Wednesday, January 26, 2011

Jim DeMint has it Right!

Jim DeMint has it right...how can you believe anything Obama says anymore....

DeMint’s Reaction

January 26, 2011 12:47 P.M. By Robert Costa

Sen. Jim DeMint, the conservative Republican from South Carolina, tells National Review Online that President Obama disappointed him last night. “Frankly, I can’t believe what he says anymore,” he admits. “It was really hard to take it seriously.” Obama’s “duplicity,” DeMint argues, was the key takeaway. “It was hard to listen to the contradictions.”

On spending, “he promised so much more, which he called ‘investment,’ while calling on Congress to cut.

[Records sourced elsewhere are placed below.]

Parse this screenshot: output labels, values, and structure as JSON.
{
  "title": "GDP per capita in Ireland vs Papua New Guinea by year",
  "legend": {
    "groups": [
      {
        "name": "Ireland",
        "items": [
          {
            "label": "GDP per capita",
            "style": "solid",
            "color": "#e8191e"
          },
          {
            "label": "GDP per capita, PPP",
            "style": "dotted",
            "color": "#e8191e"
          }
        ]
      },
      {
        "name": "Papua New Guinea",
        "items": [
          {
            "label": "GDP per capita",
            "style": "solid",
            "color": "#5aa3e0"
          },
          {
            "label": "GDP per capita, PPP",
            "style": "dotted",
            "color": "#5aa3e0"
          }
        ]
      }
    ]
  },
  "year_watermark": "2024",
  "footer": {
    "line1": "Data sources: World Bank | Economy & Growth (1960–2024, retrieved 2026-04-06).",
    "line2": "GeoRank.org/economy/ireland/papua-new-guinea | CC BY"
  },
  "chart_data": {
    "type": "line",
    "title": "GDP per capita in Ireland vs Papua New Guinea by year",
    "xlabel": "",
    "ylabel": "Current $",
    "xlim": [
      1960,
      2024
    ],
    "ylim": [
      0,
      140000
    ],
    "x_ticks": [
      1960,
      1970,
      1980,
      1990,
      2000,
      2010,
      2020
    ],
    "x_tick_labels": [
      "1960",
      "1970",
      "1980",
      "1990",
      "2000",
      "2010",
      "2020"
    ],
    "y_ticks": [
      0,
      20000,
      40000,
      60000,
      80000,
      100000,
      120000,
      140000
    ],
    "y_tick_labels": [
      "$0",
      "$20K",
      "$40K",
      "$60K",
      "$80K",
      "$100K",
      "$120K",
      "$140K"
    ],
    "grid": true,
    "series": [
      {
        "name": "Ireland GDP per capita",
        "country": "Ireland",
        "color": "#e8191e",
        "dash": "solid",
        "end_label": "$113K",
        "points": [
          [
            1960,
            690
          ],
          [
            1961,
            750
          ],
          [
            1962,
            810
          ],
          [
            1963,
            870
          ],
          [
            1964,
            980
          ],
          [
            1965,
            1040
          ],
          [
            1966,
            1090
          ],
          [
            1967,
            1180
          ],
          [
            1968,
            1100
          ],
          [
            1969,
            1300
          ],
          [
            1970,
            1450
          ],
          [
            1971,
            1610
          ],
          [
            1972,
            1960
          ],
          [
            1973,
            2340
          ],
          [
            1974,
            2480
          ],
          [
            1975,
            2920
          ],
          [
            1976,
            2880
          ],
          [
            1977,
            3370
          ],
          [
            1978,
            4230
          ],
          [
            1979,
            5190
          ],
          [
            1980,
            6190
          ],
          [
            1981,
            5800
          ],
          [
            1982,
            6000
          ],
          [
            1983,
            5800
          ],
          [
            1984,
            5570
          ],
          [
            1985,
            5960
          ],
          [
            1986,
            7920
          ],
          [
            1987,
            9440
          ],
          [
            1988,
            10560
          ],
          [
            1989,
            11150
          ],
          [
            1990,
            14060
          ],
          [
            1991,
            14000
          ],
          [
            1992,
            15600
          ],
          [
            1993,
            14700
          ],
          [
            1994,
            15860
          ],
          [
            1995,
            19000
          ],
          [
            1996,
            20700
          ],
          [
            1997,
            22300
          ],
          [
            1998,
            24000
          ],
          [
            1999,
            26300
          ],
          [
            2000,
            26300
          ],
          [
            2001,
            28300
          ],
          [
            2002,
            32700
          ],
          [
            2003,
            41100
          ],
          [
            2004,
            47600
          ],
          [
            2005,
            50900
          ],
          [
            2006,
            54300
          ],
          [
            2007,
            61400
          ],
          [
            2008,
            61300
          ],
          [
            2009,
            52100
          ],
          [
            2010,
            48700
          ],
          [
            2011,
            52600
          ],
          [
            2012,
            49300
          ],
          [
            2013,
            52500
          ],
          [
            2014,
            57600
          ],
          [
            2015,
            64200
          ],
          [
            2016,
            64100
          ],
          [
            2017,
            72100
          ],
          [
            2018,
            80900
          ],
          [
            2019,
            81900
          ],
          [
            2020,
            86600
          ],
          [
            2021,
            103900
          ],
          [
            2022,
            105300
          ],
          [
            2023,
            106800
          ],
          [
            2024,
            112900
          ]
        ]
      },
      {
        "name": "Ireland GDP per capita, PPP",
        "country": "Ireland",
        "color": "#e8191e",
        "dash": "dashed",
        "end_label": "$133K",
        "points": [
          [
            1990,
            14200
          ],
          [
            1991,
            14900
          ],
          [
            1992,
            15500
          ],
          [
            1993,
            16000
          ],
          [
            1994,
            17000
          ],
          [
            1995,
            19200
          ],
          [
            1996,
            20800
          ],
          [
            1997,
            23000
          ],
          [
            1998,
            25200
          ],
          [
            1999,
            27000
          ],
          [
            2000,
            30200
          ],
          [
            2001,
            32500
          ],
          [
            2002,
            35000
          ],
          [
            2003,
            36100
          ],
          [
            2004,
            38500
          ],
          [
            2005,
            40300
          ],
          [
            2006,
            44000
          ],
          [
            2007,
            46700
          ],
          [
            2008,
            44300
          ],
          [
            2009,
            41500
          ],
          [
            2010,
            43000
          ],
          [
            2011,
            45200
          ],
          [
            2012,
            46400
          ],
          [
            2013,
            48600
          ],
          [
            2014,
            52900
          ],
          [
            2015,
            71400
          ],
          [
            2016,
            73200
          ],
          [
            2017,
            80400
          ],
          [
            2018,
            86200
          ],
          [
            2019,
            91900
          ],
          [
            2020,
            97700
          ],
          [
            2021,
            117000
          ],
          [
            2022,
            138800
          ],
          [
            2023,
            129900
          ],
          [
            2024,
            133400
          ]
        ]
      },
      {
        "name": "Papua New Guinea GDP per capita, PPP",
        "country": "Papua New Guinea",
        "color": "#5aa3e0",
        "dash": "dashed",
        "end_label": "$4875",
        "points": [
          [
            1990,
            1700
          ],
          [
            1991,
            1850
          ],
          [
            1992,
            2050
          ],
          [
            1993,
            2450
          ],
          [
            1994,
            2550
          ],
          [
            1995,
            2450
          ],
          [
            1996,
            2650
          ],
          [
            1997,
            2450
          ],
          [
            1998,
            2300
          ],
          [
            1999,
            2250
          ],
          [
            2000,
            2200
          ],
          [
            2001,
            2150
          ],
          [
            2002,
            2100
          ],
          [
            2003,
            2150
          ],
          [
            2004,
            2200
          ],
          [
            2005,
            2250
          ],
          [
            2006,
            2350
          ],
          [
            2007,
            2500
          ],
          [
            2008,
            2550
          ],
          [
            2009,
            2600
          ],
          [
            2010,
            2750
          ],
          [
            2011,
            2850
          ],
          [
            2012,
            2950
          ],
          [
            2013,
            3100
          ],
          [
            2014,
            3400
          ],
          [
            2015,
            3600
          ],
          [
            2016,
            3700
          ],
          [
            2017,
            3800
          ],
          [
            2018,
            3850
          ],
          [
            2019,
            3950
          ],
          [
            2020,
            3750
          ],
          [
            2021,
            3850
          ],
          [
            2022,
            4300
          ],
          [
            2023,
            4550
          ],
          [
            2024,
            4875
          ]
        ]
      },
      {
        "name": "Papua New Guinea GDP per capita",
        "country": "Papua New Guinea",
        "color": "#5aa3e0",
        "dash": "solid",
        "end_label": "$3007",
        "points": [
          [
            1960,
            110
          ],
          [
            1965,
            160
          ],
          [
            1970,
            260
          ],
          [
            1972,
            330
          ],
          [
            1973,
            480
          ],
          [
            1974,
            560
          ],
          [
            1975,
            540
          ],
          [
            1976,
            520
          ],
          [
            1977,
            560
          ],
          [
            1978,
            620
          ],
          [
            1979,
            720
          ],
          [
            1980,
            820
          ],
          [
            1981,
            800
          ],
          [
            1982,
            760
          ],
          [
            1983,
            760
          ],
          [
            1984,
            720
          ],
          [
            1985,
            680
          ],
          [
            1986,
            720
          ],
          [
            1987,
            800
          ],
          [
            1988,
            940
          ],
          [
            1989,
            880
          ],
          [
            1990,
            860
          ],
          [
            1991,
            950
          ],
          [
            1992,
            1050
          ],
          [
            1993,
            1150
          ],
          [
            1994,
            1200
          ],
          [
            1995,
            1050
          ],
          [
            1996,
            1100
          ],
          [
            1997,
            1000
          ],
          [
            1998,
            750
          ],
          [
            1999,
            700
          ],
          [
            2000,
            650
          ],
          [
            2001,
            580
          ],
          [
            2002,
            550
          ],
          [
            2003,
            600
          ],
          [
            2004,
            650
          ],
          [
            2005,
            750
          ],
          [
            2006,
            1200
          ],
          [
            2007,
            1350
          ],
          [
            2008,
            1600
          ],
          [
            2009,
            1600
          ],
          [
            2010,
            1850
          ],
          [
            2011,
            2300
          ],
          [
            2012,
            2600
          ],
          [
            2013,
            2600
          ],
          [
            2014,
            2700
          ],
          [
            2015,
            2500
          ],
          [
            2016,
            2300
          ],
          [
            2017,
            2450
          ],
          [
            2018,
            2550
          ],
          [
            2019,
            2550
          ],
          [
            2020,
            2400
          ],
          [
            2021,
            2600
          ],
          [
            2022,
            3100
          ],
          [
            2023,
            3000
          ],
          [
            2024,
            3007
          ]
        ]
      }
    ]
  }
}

Yet his idea of cutting spending is to put it on cruise control at the highest level we’ve ever seen,” DeMint says. “None of that made a lot of sense.” And on health care, the president “just laughed at folks who disagree.”

Still, DeMint acknowledges, the president avoided making a major political gaffe. “Unless you are quite discerning about it, this was a very persuasive speech. He knows what he’s doing.”

“If I had not seen what the president had done over the last two years, I would have thought he was a free-market capitalist who believes in individualism, hard work, and opportunity,” DeMint muses. “But everything he has done has been contrary to that — more central planning, top-down government control.” Obama’s policies, DeMint says, have been “pure socialism.”

But it wasn’t all bad: DeMint saw a few points of light. The South Carolinian says the president’s talk of earmark vetoes and tax reform was “a nice step in the right direction.”

On the Republican front, DeMint has high praise for Rep. Paul Ryan, the Wisconsin Republican who delivered the official GOP rebuttal. “I think Paul Ryan did a good job last night,” he says. “In a winsome way, he tried to resell to America the idea of how limited government, freedom, and prosperity are all interconnected.”

Ryan’s approach, DeMint says, should be followed by fellow Republicans. “We are going to have to be educators, winsome, and good salesman,” he says. “We need to convince Americans that the things that made this country great can restore our greatness.”